The kids are at daycare today and I have a little bit of extra time, so I was going to spend a while cleaning up the house, but that thought made me want to weep with the futility of it all, because the satisfaction of a clean house lasts approximately 90 seconds before it descends into chaos once again, and the satisfaction of a blog post will last at least twice as long as that. The thing is, Zach is incredibly destructive. Not in a way that I think is abnormal for a toddler, but in a way I think I was ill-prepared for, because it turns out — by comparison, at least — that Ellie was an incredibly quiet, tidy baby. Zach is a one-man wrecking crew, and also he is hell-bent on maiming himself in some sort of spectacular way. Child-proofing, it turns out (shocking absolutely no one with more than one child) is way harder the second time around. All of Ellie’s favourite toys have little pieces, or are magnetic, or are made of flimsy cardboard not designed to withstand ravenous chewing by a teething sibling! I’m sure I thrash around at night, mumbling sleepily, “Zach, NO! Stop pulling on the phone cord! Who left the baby gate open? Where did you FIND that? WHAT IS IN YOUR MOUTH?” I’m not prepared yet to say this is a girls vs. boys thing, but. Well. This is a new experience for me.

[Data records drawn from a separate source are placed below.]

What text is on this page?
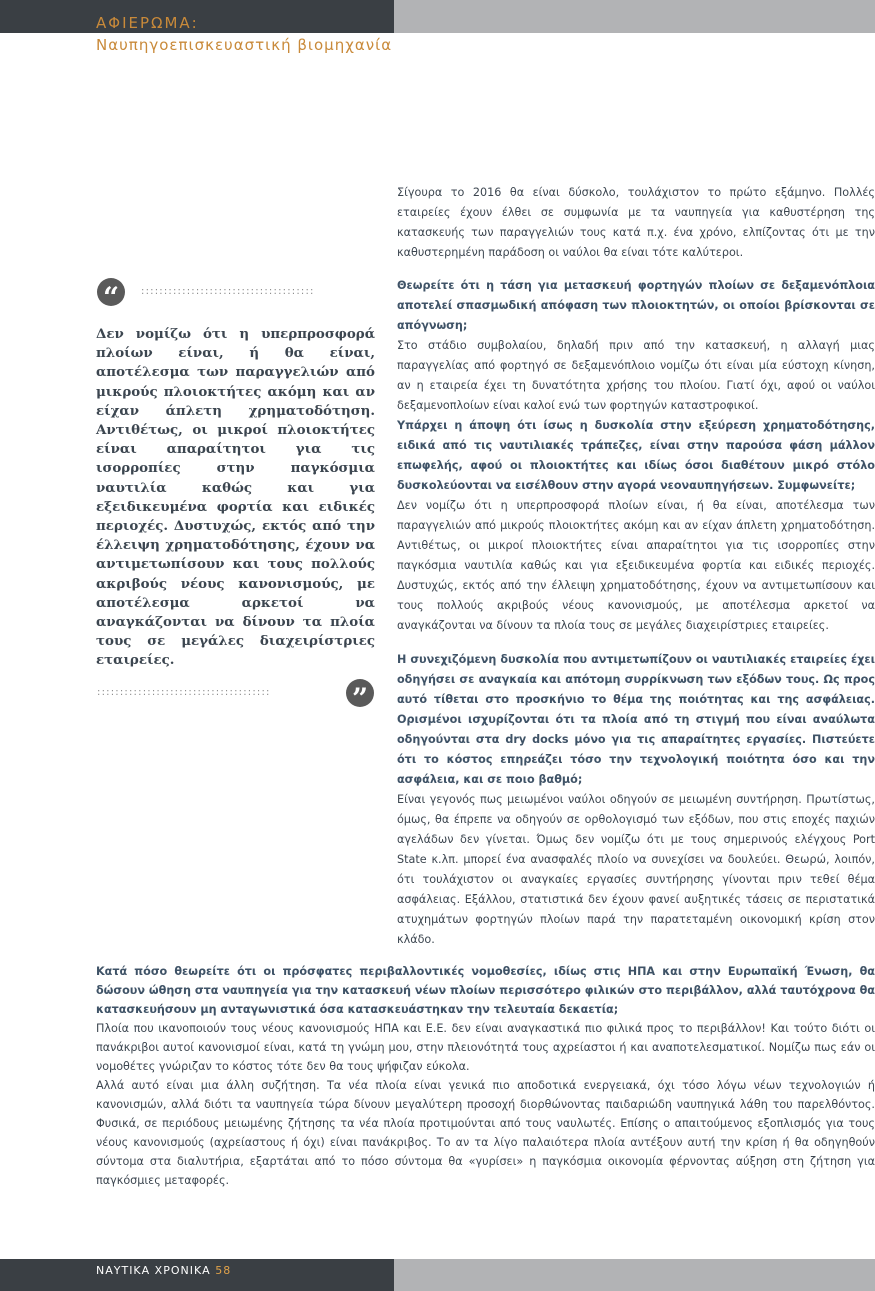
ΑΦΙΕΡΩΜΑ:
Ναυπηγοεπισκευαστική βιομηχανία

Σίγουρα το 2016 θα είναι δύσκολο, τουλάχιστον το πρώτο εξάμηνο. Πολλές εταιρείες έχουν έλθει σε συμφωνία με τα ναυπηγεία για καθυστέρηση της κατασκευής των παραγγελιών τους κατά π.χ. ένα χρόνο, ελπίζοντας ότι με την καθυστερημένη παράδοση οι ναύλοι θα είναι τότε καλύτεροι.

“	::::::::::::::::::::::::::::::::::::::

Δεν νομίζω ότι η υπερπροσφορά πλοίων είναι, ή θα είναι, αποτέλεσμα των παραγγελιών από μικρούς πλοιοκτήτες ακόμη και αν είχαν άπλετη χρηματοδότηση. Αντιθέτως, οι μικροί πλοιοκτήτες είναι απαραίτητοι για τις ισορροπίες στην παγκόσμια ναυτιλία καθώς και για εξειδικευμένα φορτία και ειδικές περιοχές. Δυστυχώς, εκτός από την έλλειψη χρηματοδότησης, έχουν να αντιμετωπίσουν και τους πολλούς ακριβούς νέους κανονισμούς, με αποτέλεσμα αρκετοί να αναγκάζονται να δίνουν τα πλοία τους σε μεγάλες διαχειρίστριες εταιρείες.

::::::::::::::::::::::::::::::::::::::	”

Θεωρείτε ότι η τάση για μετασκευή φορτηγών πλοίων σε δεξαμενόπλοια αποτελεί σπασμωδική απόφαση των πλοιοκτητών, οι οποίοι βρίσκονται σε απόγνωση;

Στο στάδιο συμβολαίου, δηλαδή πριν από την κατασκευή, η αλλαγή μιας παραγγελίας από φορτηγό σε δεξαμενόπλοιο νομίζω ότι είναι μία εύστοχη κίνηση, αν η εταιρεία έχει τη δυνατότητα χρήσης του πλοίου. Γιατί όχι, αφού οι ναύλοι δεξαμενοπλοίων είναι καλοί ενώ των φορτηγών καταστροφικοί.

Υπάρχει η άποψη ότι ίσως η δυσκολία στην εξεύρεση χρηματοδότησης, ειδικά από τις ναυτιλιακές τράπεζες, είναι στην παρούσα φάση μάλλον επωφελής, αφού οι πλοιοκτήτες και ιδίως όσοι διαθέτουν μικρό στόλο δυσκολεύονται να εισέλθουν στην αγορά νεοναυπηγήσεων. Συμφωνείτε;

Δεν νομίζω ότι η υπερπροσφορά πλοίων είναι, ή θα είναι, αποτέλεσμα των παραγγελιών από μικρούς πλοιοκτήτες ακόμη και αν είχαν άπλετη χρηματοδότηση. Αντιθέτως, οι μικροί πλοιοκτήτες είναι απαραίτητοι για τις ισορροπίες στην παγκόσμια ναυτιλία καθώς και για εξειδικευμένα φορτία και ειδικές περιοχές. Δυστυχώς, εκτός από την έλλειψη χρηματοδότησης, έχουν να αντιμετωπίσουν και τους πολλούς ακριβούς νέους κανονισμούς, με αποτέλεσμα αρκετοί να αναγκάζονται να δίνουν τα πλοία τους σε μεγάλες διαχειρίστριες εταιρείες.

Η συνεχιζόμενη δυσκολία που αντιμετωπίζουν οι ναυτιλιακές εταιρείες έχει οδηγήσει σε αναγκαία και απότομη συρρίκνωση των εξόδων τους. Ως προς αυτό τίθεται στο προσκήνιο το θέμα της ποιότητας και της ασφάλειας. Ορισμένοι ισχυρίζονται ότι τα πλοία από τη στιγμή που είναι αναύλωτα οδηγούνται στα dry docks μόνο για τις απαραίτητες εργασίες. Πιστεύετε ότι το κόστος επηρεάζει τόσο την τεχνολογική ποιότητα όσο και την ασφάλεια, και σε ποιο βαθμό;

Είναι γεγονός πως μειωμένοι ναύλοι οδηγούν σε μειωμένη συντήρηση. Πρωτίστως, όμως, θα έπρεπε να οδηγούν σε ορθολογισμό των εξόδων, που στις εποχές παχιών αγελάδων δεν γίνεται. Όμως δεν νομίζω ότι με τους σημερινούς ελέγχους Port State κ.λπ. μπορεί ένα ανασφαλές πλοίο να συνεχίσει να δουλεύει. Θεωρώ, λοιπόν, ότι τουλάχιστον οι αναγκαίες εργασίες συντήρησης γίνονται πριν τεθεί θέμα ασφάλειας. Εξάλλου, στατιστικά δεν έχουν φανεί αυξητικές τάσεις σε περιστατικά ατυχημάτων φορτηγών πλοίων παρά την παρατεταμένη οικονομική κρίση στον κλάδο.

Κατά πόσο θεωρείτε ότι οι πρόσφατες περιβαλλοντικές νομοθεσίες, ιδίως στις ΗΠΑ και στην Ευρωπαϊκή Ένωση, θα δώσουν ώθηση στα ναυπηγεία για την κατασκευή νέων πλοίων περισσότερο φιλικών στο περιβάλλον, αλλά ταυτόχρονα θα κατασκευήσουν μη ανταγωνιστικά όσα κατασκευάστηκαν την τελευταία δεκαετία;

Πλοία που ικανοποιούν τους νέους κανονισμούς ΗΠΑ και Ε.Ε. δεν είναι αναγκαστικά πιο φιλικά προς το περιβάλλον! Και τούτο διότι οι πανάκριβοι αυτοί κανονισμοί είναι, κατά τη γνώμη μου, στην πλειονότητά τους αχρείαστοι ή και αναποτελεσματικοί. Νομίζω πως εάν οι νομοθέτες γνώριζαν το κόστος τότε δεν θα τους ψήφιζαν εύκολα.

Αλλά αυτό είναι μια άλλη συζήτηση. Τα νέα πλοία είναι γενικά πιο αποδοτικά ενεργειακά, όχι τόσο λόγω νέων τεχνολογιών ή κανονισμών, αλλά διότι τα ναυπηγεία τώρα δίνουν μεγαλύτερη προσοχή διορθώνοντας παιδαριώδη ναυπηγικά λάθη του παρελθόντος. Φυσικά, σε περιόδους μειωμένης ζήτησης τα νέα πλοία προτιμούνται από τους ναυλωτές. Επίσης ο απαιτούμενος εξοπλισμός για τους νέους κανονισμούς (αχρείαστους ή όχι) είναι πανάκριβος. Το αν τα λίγο παλαιότερα πλοία αντέξουν αυτή την κρίση ή θα οδηγηθούν σύντομα στα διαλυτήρια, εξαρτάται από το πόσο σύντομα θα «γυρίσει» η παγκόσμια οικονομία φέρνοντας αύξηση στη ζήτηση για παγκόσμιες μεταφορές.

ΝΑΥΤΙΚΑ ΧΡΟΝΙΚΑ 58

On Wednesday mornings, Ellie has gymnastics, and I think I get more of a workout than the little gymnasts because I spend an hour chasing him around the parent viewing area, which is filled with chairs and purses and plugs and vacuum cleaners and a steep set of stairs he is determined to climb even though he doesn’t really know how, plus a water bottle owned by one of the other parents he is determined to play with even though I would really prefer he not, a preference I make known every week by sighing dramatically every time he approaches it in the hopes that the other mom will stop leaving it temptingly on the floor (the first week I asked her to move it, which she did for a couple of minutes before putting it back on the floor). This has thus far been unsuccessful, although I am optimistic that next week might be better, because this week while tending to an Ellie with a sore foot (I’m not sure how she hurt it — I was too busy chasing him away from the water bottle to see what happened) he managed to crawl over to the water bottle, flip it over, and crawl through the lake it created on the floor TWICE before I got most of it cleaned up. (Water bottle mom: “He sure is QUICK, isn’t he?” Yes, he sure is. Now please move your feet so I can mop around them.) All of the other parents watched this happen, and no one offered to help, which made me feel a little sad about people. I left gymnastics this week all sweaty and frazzled and dishevelled and so worn out I actually ended up falling asleep while the kids napped that afternoon. I think I am going to join one of those calorie-counting websites so I can see if “keeping one-year-old alive at sister’s gymnastics lesson, 60 minutes” is in the list of activities.